Methods: Twelve cognitively normal elderly controls (CN), 30 subjects with mild cognitive impairment (MCI) and 15 with mild AD were examined by structural and perfusion-weighted magnetic resonance imaging (MRI) in single sessions at 1.5 Tesla. rVOLs were measured by manual volumetry, and rCBFs were calculated with a ROI-based co-localization technique.

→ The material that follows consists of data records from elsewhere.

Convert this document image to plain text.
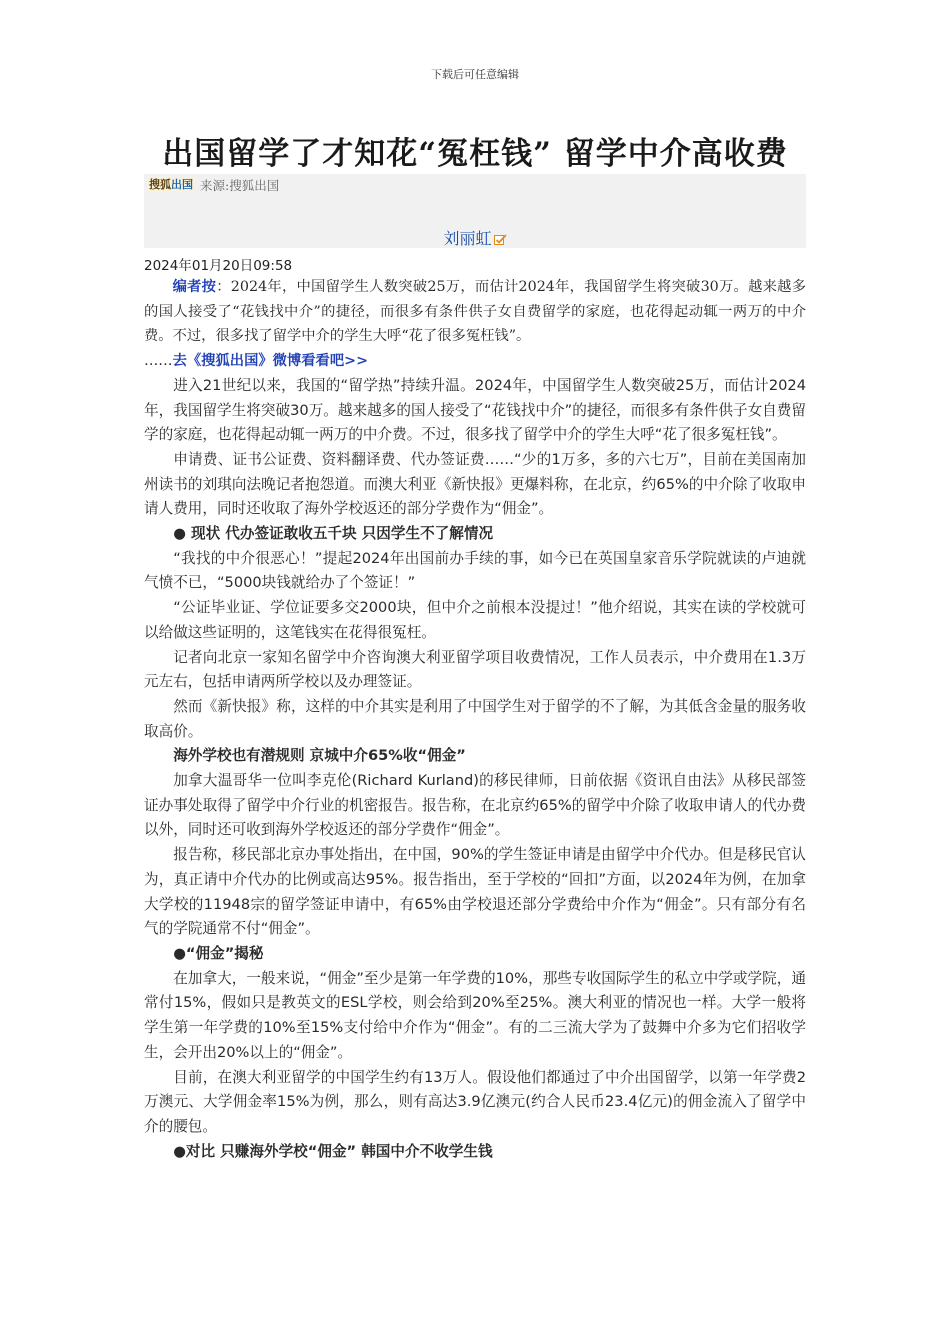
下载后可任意编辑
出国留学了才知花“冤枉钱” 留学中介高收费
搜狐出国 来源:搜狐出国
刘丽虹
2024年01月20日09:58

编者按：2024年，中国留学生人数突破25万，而估计2024年，我国留学生将突破30万。越来越多的国人接受了“花钱找中介”的捷径，而很多有条件供子女自费留学的家庭，也花得起动辄一两万的中介费。不过，很多找了留学中介的学生大呼“花了很多冤枉钱”。
……去《搜狐出国》微博看看吧>>

进入21世纪以来，我国的“留学热”持续升温。2024年，中国留学生人数突破25万，而估计2024年，我国留学生将突破30万。越来越多的国人接受了“花钱找中介”的捷径，而很多有条件供子女自费留学的家庭，也花得起动辄一两万的中介费。不过，很多找了留学中介的学生大呼“花了很多冤枉钱”。

申请费、证书公证费、资料翻译费、代办签证费……“少的1万多，多的六七万”，目前在美国南加州读书的刘琪向法晚记者抱怨道。而澳大利亚《新快报》更爆料称，在北京，约65%的中介除了收取申请人费用，同时还收取了海外学校返还的部分学费作为“佣金”。

● 现状 代办签证敢收五千块 只因学生不了解情况

“我找的中介很恶心！”提起2024年出国前办手续的事，如今已在英国皇家音乐学院就读的卢迪就气愤不已，“5000块钱就给办了个签证！”

“公证毕业证、学位证要多交2000块，但中介之前根本没提过！”他介绍说，其实在读的学校就可以给做这些证明的，这笔钱实在花得很冤枉。

记者向北京一家知名留学中介咨询澳大利亚留学项目收费情况，工作人员表示，中介费用在1.3万元左右，包括申请两所学校以及办理签证。

然而《新快报》称，这样的中介其实是利用了中国学生对于留学的不了解，为其低含金量的服务收取高价。

海外学校也有潜规则 京城中介65%收“佣金”

加拿大温哥华一位叫李克伦(Richard Kurland)的移民律师，日前依据《资讯自由法》从移民部签证办事处取得了留学中介行业的机密报告。报告称，在北京约65%的留学中介除了收取申请人的代办费以外，同时还可收到海外学校返还的部分学费作“佣金”。

报告称，移民部北京办事处指出，在中国，90%的学生签证申请是由留学中介代办。但是移民官认为，真正请中介代办的比例或高达95%。报告指出，至于学校的“回扣”方面，以2024年为例，在加拿大学校的11948宗的留学签证申请中，有65%由学校退还部分学费给中介作为“佣金”。只有部分有名气的学院通常不付“佣金”。

●“佣金”揭秘

在加拿大，一般来说，“佣金”至少是第一年学费的10%，那些专收国际学生的私立中学或学院，通常付15%，假如只是教英文的ESL学校，则会给到20%至25%。澳大利亚的情况也一样。大学一般将学生第一年学费的10%至15%支付给中介作为“佣金”。有的二三流大学为了鼓舞中介多为它们招收学生，会开出20%以上的“佣金”。

目前，在澳大利亚留学的中国学生约有13万人。假设他们都通过了中介出国留学，以第一年学费2万澳元、大学佣金率15%为例，那么，则有高达3.9亿澳元(约合人民币23.4亿元)的佣金流入了留学中介的腰包。

●对比 只赚海外学校“佣金” 韩国中介不收学生钱
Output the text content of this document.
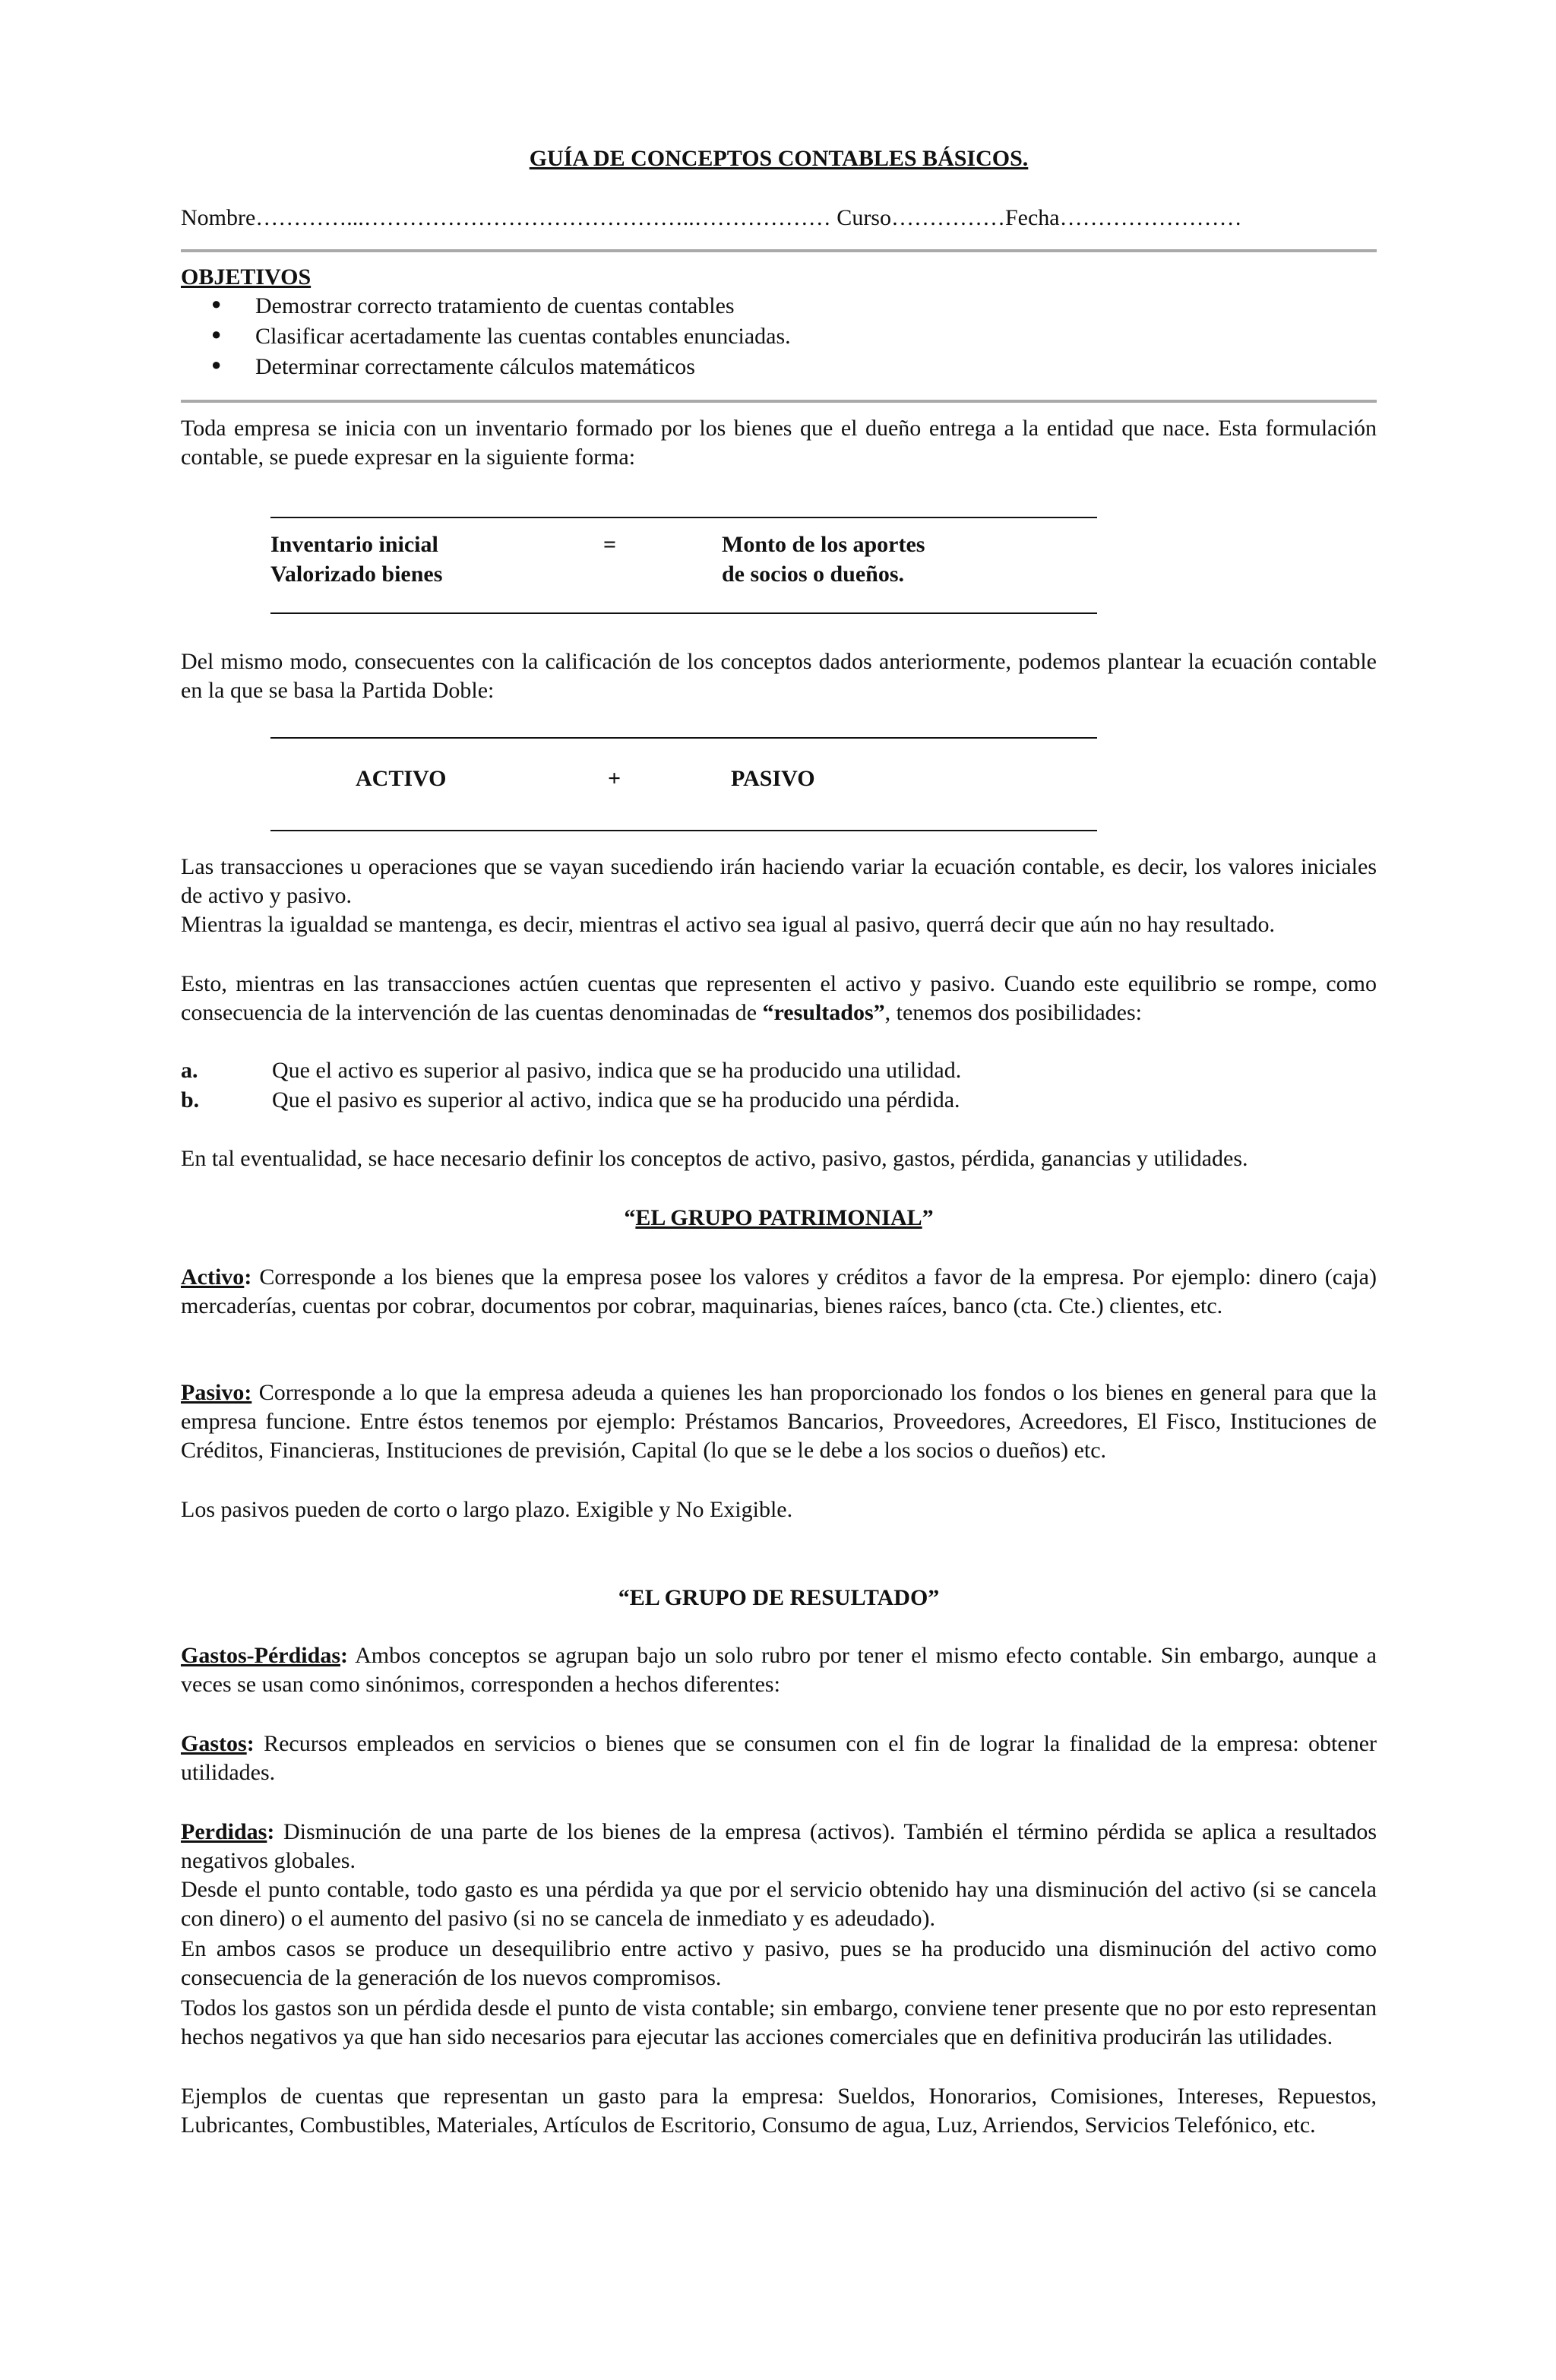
GUÍA DE CONCEPTOS CONTABLES BÁSICOS.
Nombre…………...……………………………………..……………… Curso……………Fecha……………………
OBJETIVOS
● Demostrar correcto tratamiento de cuentas contables
● Clasificar acertadamente las cuentas contables enunciadas.
● Determinar correctamente cálculos matemáticos
Toda empresa se inicia con un inventario formado por los bienes que el dueño entrega a la entidad que nace. Esta formulación contable, se puede expresar en la siguiente forma:
Inventario inicial
Valorizado bienes
=	Monto de los aportes
de socios o dueños.
Del mismo modo, consecuentes con la calificación de los conceptos dados anteriormente, podemos plantear la ecuación contable en la que se basa la Partida Doble:
ACTIVO	+	PASIVO
Las transacciones u operaciones que se vayan sucediendo irán haciendo variar la ecuación contable, es decir, los valores iniciales de activo y pasivo.
Mientras la igualdad se mantenga, es decir, mientras el activo sea igual al pasivo, querrá decir que aún no hay resultado.
Esto, mientras en las transacciones actúen cuentas que representen el activo y pasivo. Cuando este equilibrio se rompe, como consecuencia de la intervención de las cuentas denominadas de “resultados”, tenemos dos posibilidades:
a.	Que el activo es superior al pasivo, indica que se ha producido una utilidad.
b.	Que el pasivo es superior al activo, indica que se ha producido una pérdida.
En tal eventualidad, se hace necesario definir los conceptos de activo, pasivo, gastos, pérdida, ganancias y utilidades.
“EL GRUPO PATRIMONIAL”
Activo: Corresponde a los bienes que la empresa posee los valores y créditos a favor de la empresa. Por ejemplo: dinero (caja) mercaderías, cuentas por cobrar, documentos por cobrar, maquinarias, bienes raíces, banco (cta. Cte.) clientes, etc.
Pasivo: Corresponde a lo que la empresa adeuda a quienes les han proporcionado los fondos o los bienes en general para que la empresa funcione. Entre éstos tenemos por ejemplo: Préstamos Bancarios, Proveedores, Acreedores, El Fisco, Instituciones de Créditos, Financieras, Instituciones de previsión, Capital (lo que se le debe a los socios o dueños) etc.
Los pasivos pueden de corto o largo plazo. Exigible y No Exigible.
“EL GRUPO DE RESULTADO”
Gastos-Pérdidas: Ambos conceptos se agrupan bajo un solo rubro por tener el mismo efecto contable. Sin embargo, aunque a veces se usan como sinónimos, corresponden a hechos diferentes:
Gastos: Recursos empleados en servicios o bienes que se consumen con el fin de lograr la finalidad de la empresa: obtener utilidades.
Perdidas: Disminución de una parte de los bienes de la empresa (activos). También el término pérdida se aplica a resultados negativos globales.
Desde el punto contable, todo gasto es una pérdida ya que por el servicio obtenido hay una disminución del activo (si se cancela con dinero) o el aumento del pasivo (si no se cancela de inmediato y es adeudado).
En ambos casos se produce un desequilibrio entre activo y pasivo, pues se ha producido una disminución del activo como consecuencia de la generación de los nuevos compromisos.
Todos los gastos son un pérdida desde el punto de vista contable; sin embargo, conviene tener presente que no por esto representan hechos negativos ya que han sido necesarios para ejecutar las acciones comerciales que en definitiva producirán las utilidades.
Ejemplos de cuentas que representan un gasto para la empresa: Sueldos, Honorarios, Comisiones, Intereses, Repuestos, Lubricantes, Combustibles, Materiales, Artículos de Escritorio, Consumo de agua, Luz, Arriendos, Servicios Telefónico, etc.
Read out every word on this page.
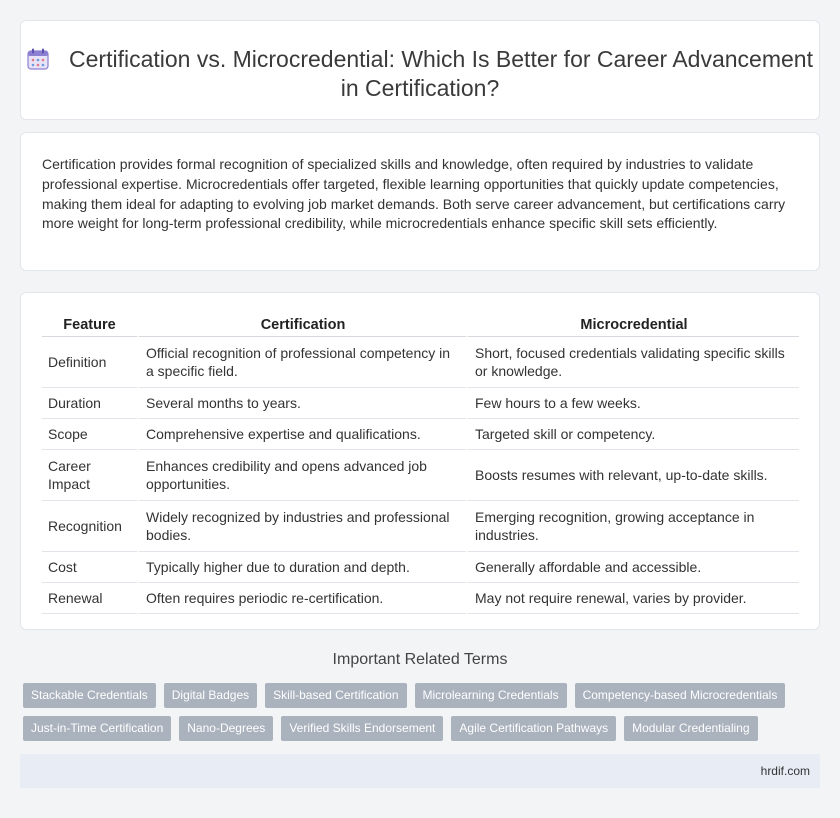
Certification vs. Microcredential: Which Is Better for Career Advancement in Certification?

Certification provides formal recognition of specialized skills and knowledge, often required by industries to validate professional expertise. Microcredentials offer targeted, flexible learning opportunities that quickly update competencies, making them ideal for adapting to evolving job market demands. Both serve career advancement, but certifications carry more weight for long-term professional credibility, while microcredentials enhance specific skill sets efficiently.

Feature	Certification	Microcredential
Definition	Official recognition of professional competency in a specific field.	Short, focused credentials validating specific skills or knowledge.
Duration	Several months to years.	Few hours to a few weeks.
Scope	Comprehensive expertise and qualifications.	Targeted skill or competency.
Career Impact	Enhances credibility and opens advanced job opportunities.	Boosts resumes with relevant, up-to-date skills.
Recognition	Widely recognized by industries and professional bodies.	Emerging recognition, growing acceptance in industries.
Cost	Typically higher due to duration and depth.	Generally affordable and accessible.
Renewal	Often requires periodic re-certification.	May not require renewal, varies by provider.
Important Related Terms
Stackable Credentials	Digital Badges	Skill-based Certification	Microlearning Credentials	Competency-based Microcredentials
Just-in-Time Certification	Nano-Degrees	Verified Skills Endorsement	Agile Certification Pathways	Modular Credentialing
hrdif.com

Results: Applying single MRI variables for the differentiation of AD versus CN, the area under curve (AUC) of receiver operating characteristic curves (ROCCs) was highest for rVOL variables (maximum of 0.972 for right amygdala). A composite marker selected and weighted by logistic regression containing left amygdalar rCBF, left hippocampal and right amygdalar rVOLs gave a diagnostic accuracy for AD versus CN of 100%. Internal cross-validation revealed a reliability of 88.9%.
Conclusions: Whilst external revalidation is mandatory employing a naturalistic sample containing disease controls, our phase I/II findings demonstrate that deducing composite markers from multimodal MRI acquisitions can optimize diagnostic accuracy for AD.